Our narrator turns out to be such a consciousness, sent to a far outpost, assigned three local (novice) salvage workers and surplus equipment, and sent to Urmahon Beta to recover a long-abandoned crash site.
So we spend a portion of the book on some good-old planet-conquering humanity-against-the-universe hard SF. Almost. It seems that our human-in-robot-body overseer, "OC", may not have a first-string crew. Nor first string equipment. Nor reliable support from Ship, their transport in orbit. Nor, if we read between the lines, may OC himself/herself be a fully-integrated personality any longer. Things, in otherwords, are not destined to go well in a crisis.
The crisis presents itself, as crises will. Unanticipated megafauna appear, a rival salvage company appears to be encroaching on OC's area, and Simon develops a mysterious illness.

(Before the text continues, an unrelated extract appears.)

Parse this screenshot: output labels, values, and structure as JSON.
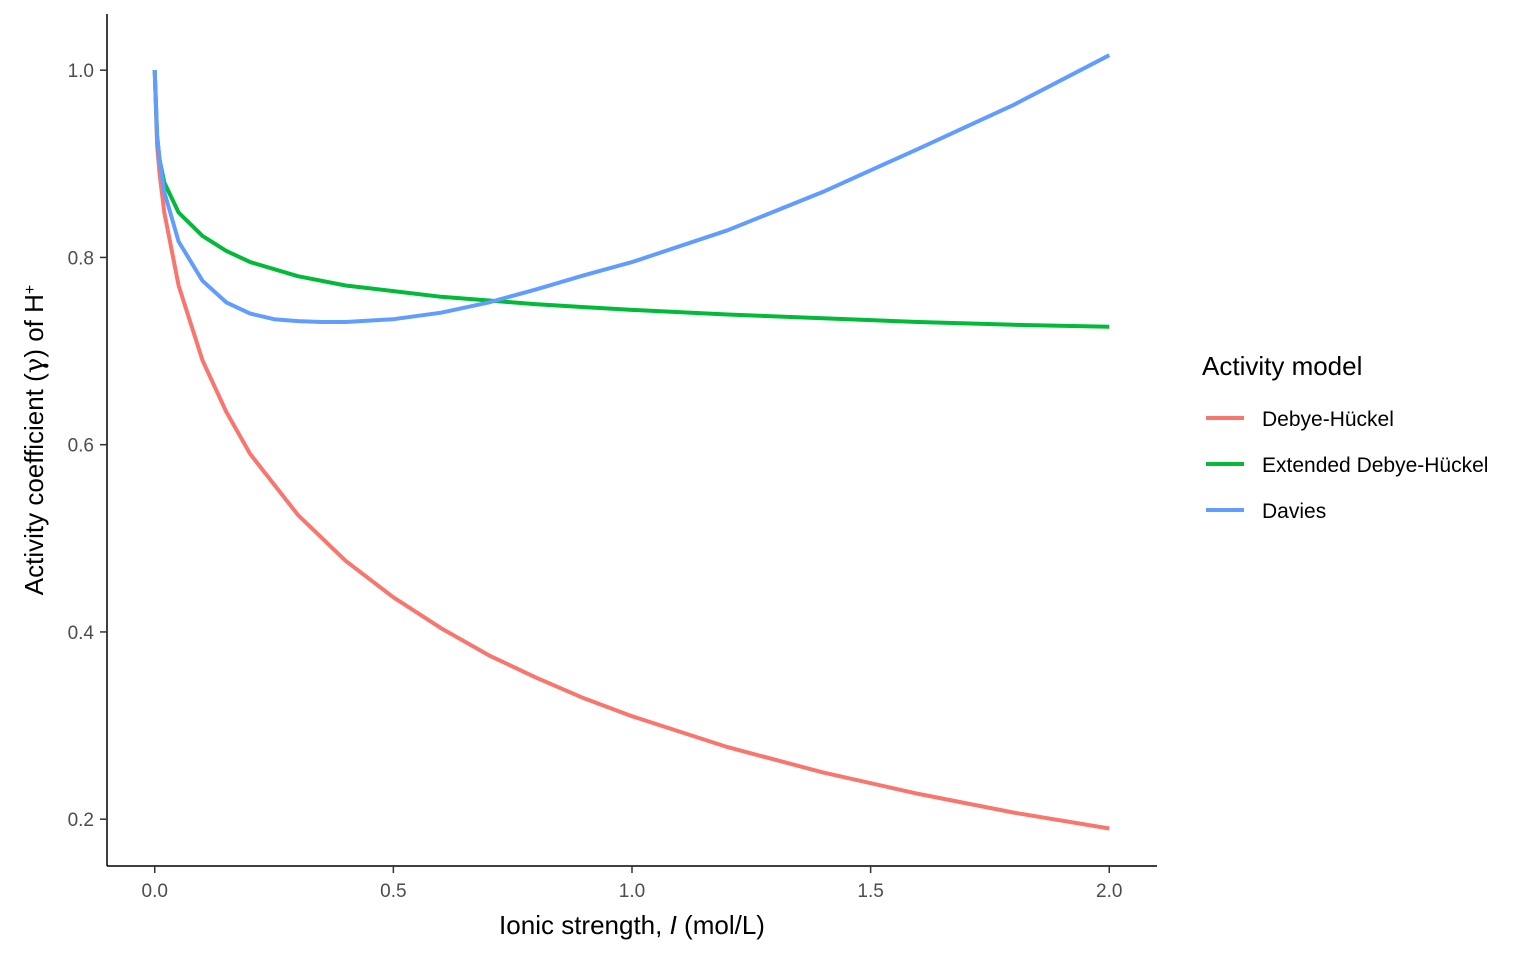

The hard science steps back a bit (in a good way), but any more would be spoiler-ish. So let's look at some technical issues
== Loved the plot, the pace of plot reveals, the theme, the hard and soft science discussions, and the universe building. It all fit together at least to me, in a pretty clean way.
== Liked-to-loved the "global"nature of characters, planet names, mythologies.
== Audio Is Hard (I). I don't know if I had a bad recording, or if it was t-e writing style, but it felt like there were a number of broken thoughts from OC, where the narrator stopped. Paused. And paused a beat longer. Before continuing.
== Audio Is Hard (II). I missed a few points from "lack of desire to rewind".
== Audio Is Hard (III). It was occasionally hard determine the distinction between various voices, or between prose and poetry, with the narrator. (would have been easier to eye-read.)
== Audio Is Hard (IV). No, not really, but I unconsciously lean toward being manist and heteronormative, and I'm confused by Nathan Fillion voicing an entity of never-specified gender named Amber Rose busy describing a close friendship with a similar entity named Hyacinth...
== Possession, zombies, and nastiness: more than I enjoyed.
Go for it, grab a copy. More fun than Heinline, more creative than Niven, and a broad feel for what it means to be human, and more.